The most dangerous and labor-intensive part of the work to eliminate the consequences, to decontaminate the station and the surrounding area, and to build the sarcophagus was entrusted to the Armed Forces - military personnel and military personnel, whose heroic and selfless work in the period from 1986 to 1990 made it possible to significantly weaken the global development of the disaster . As the Minister of Defense of the USSR Marshal rightly noted in one of his speeches Soviet Union D.T. Yazov: “The army closed Chernobyl with its breasts.”

The most difficult and dangerous work fell on those who, in the first days, weeks, and months, fought with the raging reactor and carried out emergency restoration work in a 30-kilometer zone.

1. H The Chernobyl disaster was rated 7 out of 7 by the International Nuclear Event School (INES), making it the worst man-made disaster of its time. It is worth noting that 7 points were also assigned to the accident at the Fukushima-1 nuclear power plant in Japan in 2011, where a disaster also occurred as a result of an earthquake.

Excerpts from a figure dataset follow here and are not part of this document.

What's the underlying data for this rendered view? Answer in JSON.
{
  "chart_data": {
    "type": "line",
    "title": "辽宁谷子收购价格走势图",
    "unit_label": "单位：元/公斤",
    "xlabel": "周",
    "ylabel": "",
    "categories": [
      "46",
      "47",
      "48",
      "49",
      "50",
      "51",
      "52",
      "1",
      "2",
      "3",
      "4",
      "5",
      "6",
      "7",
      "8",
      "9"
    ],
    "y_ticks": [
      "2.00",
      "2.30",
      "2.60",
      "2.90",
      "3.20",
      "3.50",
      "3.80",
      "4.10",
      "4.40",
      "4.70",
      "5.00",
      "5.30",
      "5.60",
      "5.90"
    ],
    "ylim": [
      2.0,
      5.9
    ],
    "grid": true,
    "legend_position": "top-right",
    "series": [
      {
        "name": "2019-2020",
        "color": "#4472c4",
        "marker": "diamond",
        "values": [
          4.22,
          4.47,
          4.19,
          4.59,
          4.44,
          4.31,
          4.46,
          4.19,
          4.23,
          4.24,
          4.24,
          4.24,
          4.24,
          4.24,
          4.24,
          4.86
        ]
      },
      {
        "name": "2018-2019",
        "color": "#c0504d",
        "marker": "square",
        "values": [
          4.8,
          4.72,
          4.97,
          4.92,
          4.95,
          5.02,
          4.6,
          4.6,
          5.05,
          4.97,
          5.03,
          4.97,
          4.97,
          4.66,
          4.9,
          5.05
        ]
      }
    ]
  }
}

2. As a result of the accident at the Chernobyl nuclear power plant, 100 times more radiation was released than the effect from atomic bombs dropped on Hiroshima and Nagasaki in 1945.

3. The nuclear rain traveled so far that it even reached Ireland.

4. 800 thousand men risked their health to prevent the consequences of the accident and stabilize the situation. They worked in a high-risk area, exposing themselves to radiation. 25 thousand of them died, and more than 70 thousand became disabled. 20% of these deaths were suicides.

5. Greenpeace claims that the Chernobyl accident caused the death of about 90 thousand people around the world from cancer.

6. Some people returned with their families to the affected area to take advantage of government compensation.

7. There are plans to use the areas surrounding the reactor, such as processing and disposal of radioactive waste, as well as the creation of nature reserves.

8. More than 5 million people live in areas considered "contaminated" by radioactive substances after the accident.

9. The area, listed as "polluted", has become one of the world's most unique nature reserves with thriving populations of wolves, deer, beavers, eagles and other animals.

10. Today, every restored house in Chernobyl has an inscription indicating the name of the owner of this property.